My name is Greg Brown and I am a Marine Biology graduate from Swansea University, Wales. I spent 2014 supporting Sustainable Places PhD student, Richard Lilley (RJ) with his PhD research in Greece. I am now back in Swansea undertaking a MSc in Environmental Biology focusing on the modelling of seagrass distribution around Wales. This was my second time in the field with the Seagrass Ecosystem Research Group having worked previously with Dr Richard Unsworth in the Wakatobi National Park in Indonesia in 2012. With regards to the current study RJ wrote a blog published by the world seagrass association detailing his plans for a seasonal ecological study (see here: http://wsa.seagrassonline.org/blog/archives/304)
This blog post is an update on our progress.
After several weeks of training and trialling methods on the Greek island of Samos, RJ and a small team of volunteers began work on Lipsi island. Lipsi is a small island in the northern Dodecanese stretching just 8 km end to end, which plays host to a small and friendly community.
During our time on Lipsi we sampled at 9 sites using multiple methods including: Fyke nets, Minnow nets, Underwater Visual Census (UVC), and monoBRUV (one baited camera). We changed our plans from working with stereoBRUV (two baited cameras) due to calibration concerns with the equipment, which was only exacerbated by the difficult access (access is by foot) to many of the sites that would have made on site calibration impossible. An advantage of this change was that we have since collected twice the amount of footage, totalling 324 hours over the year. Our nets revealed 365 individual finfish, from 21 Families (39 Species) and the UVCs over 16,000 finfish, from 25 Families, (82 Species). The use of multiple methods has allowed us to detail habitat preference for individual species along with size measurements. Furthermore, the use of nets has unveiled the presence of principal Mediterranean species such as the Common Octopus, the European Cuttlefish and the emblematic Mediterranean Slipper Lobster.

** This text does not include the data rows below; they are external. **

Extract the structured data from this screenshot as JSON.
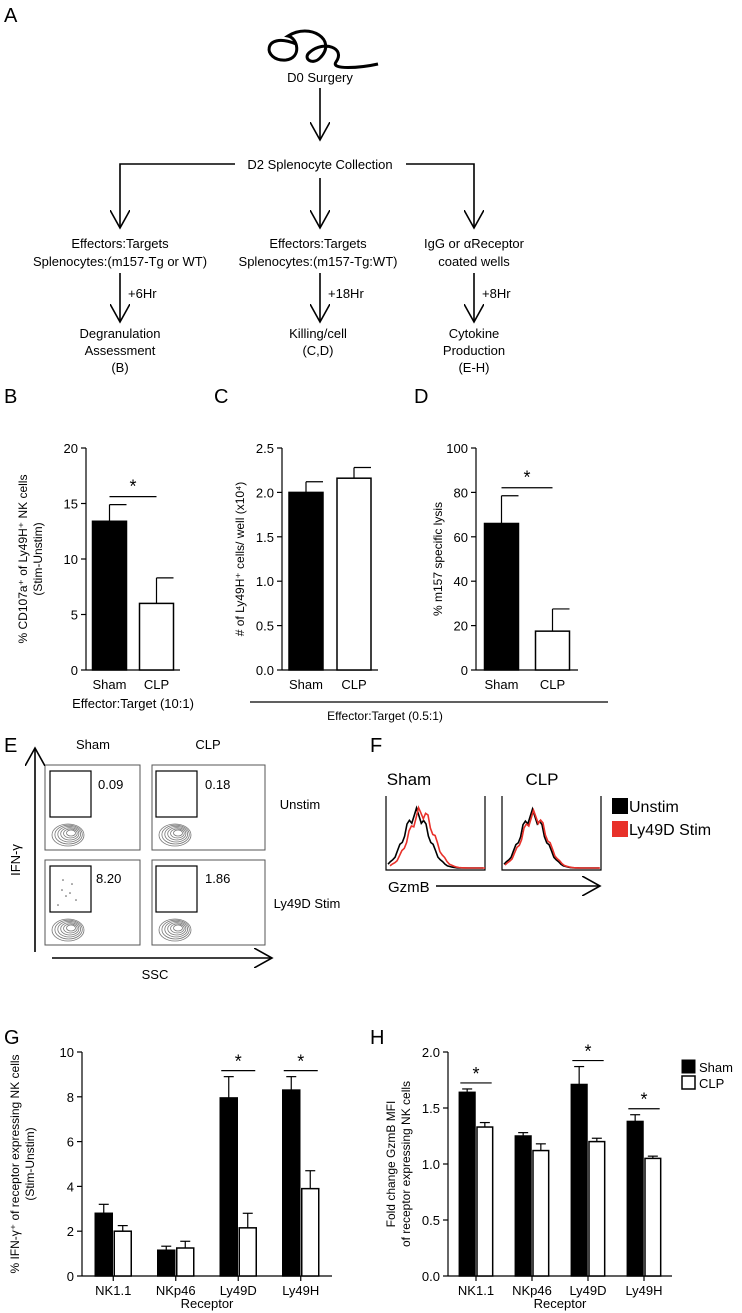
{
  "panel_a": {
    "label": "A",
    "surgery": "D0 Surgery",
    "collection": "D2 Splenocyte Collection",
    "branches": [
      {
        "line1": "Effectors:Targets",
        "line2": "Splenocytes:(m157-Tg or WT)",
        "time": "+6Hr",
        "out1": "Degranulation",
        "out2": "Assessment",
        "out3": "(B)"
      },
      {
        "line1": "Effectors:Targets",
        "line2": "Splenocytes:(m157-Tg:WT)",
        "time": "+18Hr",
        "out1": "Killing/cell",
        "out2": "(C,D)",
        "out3": ""
      },
      {
        "line1": "IgG or αReceptor",
        "line2": "coated wells",
        "time": "+8Hr",
        "out1": "Cytokine",
        "out2": "Production",
        "out3": "(E-H)"
      }
    ]
  },
  "panel_e": {
    "label": "E",
    "col_labels": [
      "Sham",
      "CLP"
    ],
    "row_labels": [
      "Unstim",
      "Ly49D Stim"
    ],
    "values": [
      "0.09",
      "0.18",
      "8.20",
      "1.86"
    ],
    "y_axis": "IFN-γ",
    "x_axis": "SSC"
  },
  "panel_f": {
    "label": "F",
    "col_labels": [
      "Sham",
      "CLP"
    ],
    "legend": [
      {
        "name": "Unstim",
        "color": "#000000"
      },
      {
        "name": "Ly49D Stim",
        "color": "#e8312a"
      }
    ],
    "x_axis": "GzmB"
  },
  "chart_data": [
    {
      "panel": "B",
      "type": "bar",
      "categories": [
        "Sham",
        "CLP"
      ],
      "values": [
        13.4,
        6.0
      ],
      "errors": [
        1.5,
        2.3
      ],
      "fills": [
        "#000000",
        "#ffffff"
      ],
      "ylabel_lines": [
        "% CD107a⁺ of Ly49H⁺ NK cells",
        "(Stim-Unstim)"
      ],
      "xlabel": "Effector:Target (10:1)",
      "ylim": [
        0,
        20
      ],
      "yticks": [
        "0",
        "5",
        "10",
        "15",
        "20"
      ],
      "significance": [
        "*"
      ]
    },
    {
      "panel": "C",
      "type": "bar",
      "categories": [
        "Sham",
        "CLP"
      ],
      "values": [
        2.0,
        2.16
      ],
      "errors": [
        0.12,
        0.12
      ],
      "fills": [
        "#000000",
        "#ffffff"
      ],
      "ylabel_lines": [
        "# of Ly49H⁺ cells/ well (x10⁴)"
      ],
      "xlabel": "Effector:Target (0.5:1)",
      "ylim": [
        0,
        2.5
      ],
      "yticks": [
        "0.0",
        "0.5",
        "1.0",
        "1.5",
        "2.0",
        "2.5"
      ],
      "significance": []
    },
    {
      "panel": "D",
      "type": "bar",
      "categories": [
        "Sham",
        "CLP"
      ],
      "values": [
        66,
        17.5
      ],
      "errors": [
        12.5,
        10
      ],
      "fills": [
        "#000000",
        "#ffffff"
      ],
      "ylabel_lines": [
        "% m157 specific lysis"
      ],
      "xlabel": "",
      "ylim": [
        0,
        100
      ],
      "yticks": [
        "0",
        "20",
        "40",
        "60",
        "80",
        "100"
      ],
      "significance": [
        "*"
      ]
    },
    {
      "panel": "G",
      "type": "bar",
      "categories": [
        "NK1.1",
        "NKp46",
        "Ly49D",
        "Ly49H"
      ],
      "series": [
        {
          "values": [
            2.8,
            1.15,
            7.95,
            8.3
          ],
          "errors": [
            0.4,
            0.18,
            0.95,
            0.6
          ],
          "fill": "#000000"
        },
        {
          "values": [
            2.0,
            1.25,
            2.15,
            3.9
          ],
          "errors": [
            0.25,
            0.3,
            0.65,
            0.8
          ],
          "fill": "#ffffff"
        }
      ],
      "ylabel_lines": [
        "% IFN-γ⁺ of receptor expressing NK cells",
        "(Stim-Unstim)"
      ],
      "xlabel": "Receptor",
      "ylim": [
        0,
        10
      ],
      "yticks": [
        "0",
        "2",
        "4",
        "6",
        "8",
        "10"
      ],
      "significance_at": [
        "Ly49D",
        "Ly49H"
      ],
      "sig": "*"
    },
    {
      "panel": "H",
      "type": "bar",
      "categories": [
        "NK1.1",
        "NKp46",
        "Ly49D",
        "Ly49H"
      ],
      "series": [
        {
          "name": "Sham",
          "values": [
            1.64,
            1.25,
            1.71,
            1.38
          ],
          "errors": [
            0.03,
            0.03,
            0.16,
            0.06
          ],
          "fill": "#000000"
        },
        {
          "name": "CLP",
          "values": [
            1.33,
            1.12,
            1.2,
            1.05
          ],
          "errors": [
            0.04,
            0.06,
            0.03,
            0.02
          ],
          "fill": "#ffffff"
        }
      ],
      "ylabel_lines": [
        "Fold change GzmB MFI",
        "of receptor expressing NK cells"
      ],
      "xlabel": "Receptor",
      "ylim": [
        0,
        2
      ],
      "yticks": [
        "0.0",
        "0.5",
        "1.0",
        "1.5",
        "2.0"
      ],
      "significance_at": [
        "NK1.1",
        "Ly49D",
        "Ly49H"
      ],
      "sig": "*"
    }
  ]
}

In addition to the assemblage study, we have also conducted habitat assessments at each of the sites using a modified method of Seagrass-Watch. This has proved to be challenging, but successful, and has provided us with important background data to contextualise our assemblage study. We recorded measurements for the following parameters: seagrass species, percent cover, canopy height, invasive algae cover and substrate type.
Over the same period the team was also able to conduct a variety of social surveys in order to find out seafood consumption habits within the community, and to elicit seafood preferences and availability across the region. We will write another update soon detailing this part of our survey.